Yahoo’s Jeremy Zawodny recently blogged about a proto-trend he’s seeing in the workplace: meetings that advertise and enforce a “no laptop” rule. The idea behind this is that if people don’t really find a meeting important enough to pay attention to, they shouldn’t be there, and that we’ve reached the point where such common courtesy needs to be demanded rather than assumed.
It’s an attractive idea to anyone who has ever attended a meeting at which most of the people were paying more attention to their screen and keyboard than to the presenter. But in our view, this seemingly innocuous rule just makes the laptop a scapegoat for the underlying problems, which have little to do with laptops (or other devices) themselves.
There are two problems here. First, issuing a blanket ban on laptops at meetings ignores the very real benefits that they can bring to meetings. As typing dominates our working day, many of us take better notes on the keyboard than with a pencil and paper. Meeting presenters, of course, use the laptop to hold their slides and examples. At other meetings, it’s a real time-saver to be tied in live to an issue tracking database or a corporate calendar, so that information can be brought in and decisions recorded in the appropriate system quickly.
Second, if a meeting doesn’t demand the attention of the attendees, why blame the attendees rather than the meeting organizer? If people are distracted during your meetings, it’s time to consider the possibility that you are having too many meetings or inviting too many people. Attention doesn’t seem to be an issue at the truly important meetings in many organizations.
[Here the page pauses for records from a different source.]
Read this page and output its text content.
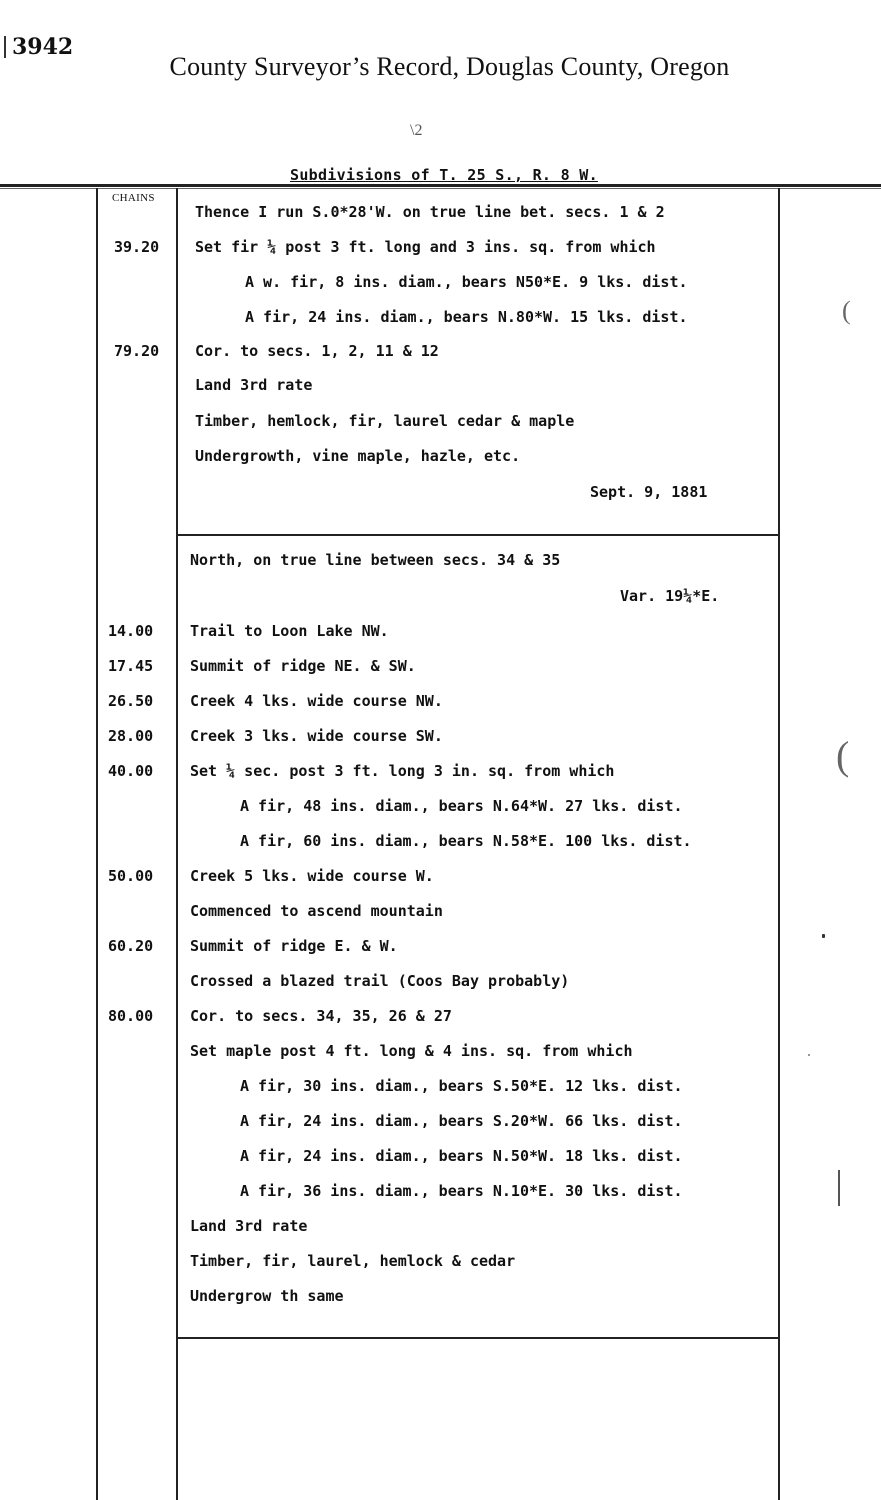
3942
County Surveyor’s Record, Douglas County, Oregon
\2
Subdivisions of T. 25 S., R. 8 W.
CHAINS
39.20
79.20
Thence I run S.0*28'W. on true line bet. secs. 1 & 2
Set fir ¼ post 3 ft. long and 3 ins. sq. from which
A w. fir, 8 ins. diam., bears N50*E. 9 lks. dist.
A fir, 24 ins. diam., bears N.80*W. 15 lks. dist.
Cor. to secs. 1, 2, 11 & 12
Land 3rd rate
Timber, hemlock, fir, laurel cedar & maple
Undergrowth, vine maple, hazle, etc.
Sept. 9, 1881
14.00
17.45
26.50
28.00
40.00
50.00
60.20
80.00
North, on true line between secs. 34 & 35
Var. 19¼*E.
Trail to Loon Lake NW.
Summit of ridge NE. & SW.
Creek 4 lks. wide course NW.
Creek 3 lks. wide course SW.
Set ¼ sec. post 3 ft. long 3 in. sq. from which
A fir, 48 ins. diam., bears N.64*W. 27 lks. dist.
A fir, 60 ins. diam., bears N.58*E. 100 lks. dist.
Creek 5 lks. wide course W.
Commenced to ascend mountain
Summit of ridge E. & W.
Crossed a blazed trail (Coos Bay probably)
Cor. to secs. 34, 35, 26 & 27
Set maple post 4 ft. long & 4 ins. sq. from which
A fir, 30 ins. diam., bears S.50*E. 12 lks. dist.
A fir, 24 ins. diam., bears S.20*W. 66 lks. dist.
A fir, 24 ins. diam., bears N.50*W. 18 lks. dist.
A fir, 36 ins. diam., bears N.10*E. 30 lks. dist.
Land 3rd rate
Timber, fir, laurel, hemlock & cedar
Undergrow th same
(
(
Of course, to some extent web workers have an advantage here: as long as you’re using a teleconference instead of a videoconference, and have a reasonably silent keyboard, no one can tell if you’re bringing your laptop (or even your desktop!) to a meeting. But it ought to be possible for reasonable adults to be engaged in a meeting whether they happen to have a laptop, a notepad, or a bagel in front of them. If they can’t, look to the underlying social and process issues, not to the handiest technology in the room, for the blame.